Leinster reacted angrily to the cancellation of the fixture, and their frustrations were heightened by the decision to postpone several other games on the same weekend, following heightened travel restrictions between France and the UK.

Cullen confirmed that there is no official "appeals" process involved, but that they are expecting the tournament organisers to make changes to the remaining competition format.

"You hope that common sense will prevail and that people who have had games cancelled get an opportunity to play them.

"The good thing is that there are still seven weekends of European action left, so how Europe goes about reconfiguring the tournament, we'll wait and see.

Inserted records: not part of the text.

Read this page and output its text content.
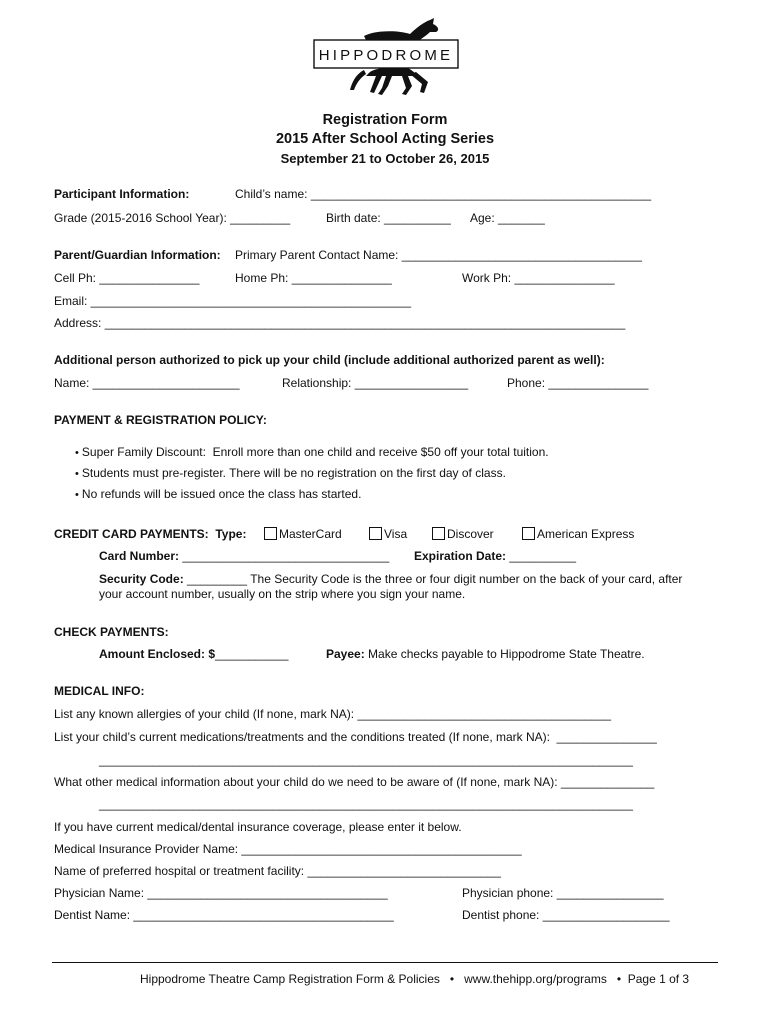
HIPPODROME
Registration Form
2015 After School Acting Series
September 21 to October 26, 2015
Participant Information:	Child’s name: ___________________________________________________
Grade (2015-2016 School Year): _________	Birth date: __________ Age: _______
Parent/Guardian Information: Primary Parent Contact Name: ____________________________________
Cell Ph: _______________	Home Ph: _______________	Work Ph: _______________
Email: ________________________________________________
Address: ______________________________________________________________________________
Additional person authorized to pick up your child (include additional authorized parent as well):
Name: ______________________	Relationship: _________________	Phone: _______________
PAYMENT & REGISTRATION POLICY:
• Super Family Discount:  Enroll more than one child and receive $50 off your total tuition.
• Students must pre-register. There will be no registration on the first day of class.
• No refunds will be issued once the class has started.
CREDIT CARD PAYMENTS:  Type:	MasterCard	Visa	Discover	American Express
Card Number: _______________________________ Expiration Date: __________
Security Code: _________ The Security Code is the three or four digit number on the back of your card, after
your account number, usually on the strip where you sign your name.
CHECK PAYMENTS:
Amount Enclosed: $___________	Payee: Make checks payable to Hippodrome State Theatre.
MEDICAL INFO:
List any known allergies of your child (If none, mark NA): ______________________________________
List your child’s current medications/treatments and the conditions treated (If none, mark NA):  _______________
________________________________________________________________________________
What other medical information about your child do we need to be aware of (If none, mark NA): ______________
________________________________________________________________________________
If you have current medical/dental insurance coverage, please enter it below.
Medical Insurance Provider Name: __________________________________________
Name of preferred hospital or treatment facility: _____________________________
Physician Name: ____________________________________	Physician phone: ________________
Dentist Name: _______________________________________	Dentist phone: ___________________
Hippodrome Theatre Camp Registration Form & Policies   •   www.thehipp.org/programs   •  Page 1 of 3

"They're working away in the background, I believe, but you'd hope that some level of common sense will prevail and everyone gets a fair crack at trying to play the games because at the end of the day, Covid is going to hit everyone at various different stages, particularly with this variant.

"You see across the Top 14, URC, Premiership - everyone is having games not being played over the course of the last few weekends. It really just depends when it hits, rather than if it hits. Everyone is going to be affected at some point, so that would be the hope."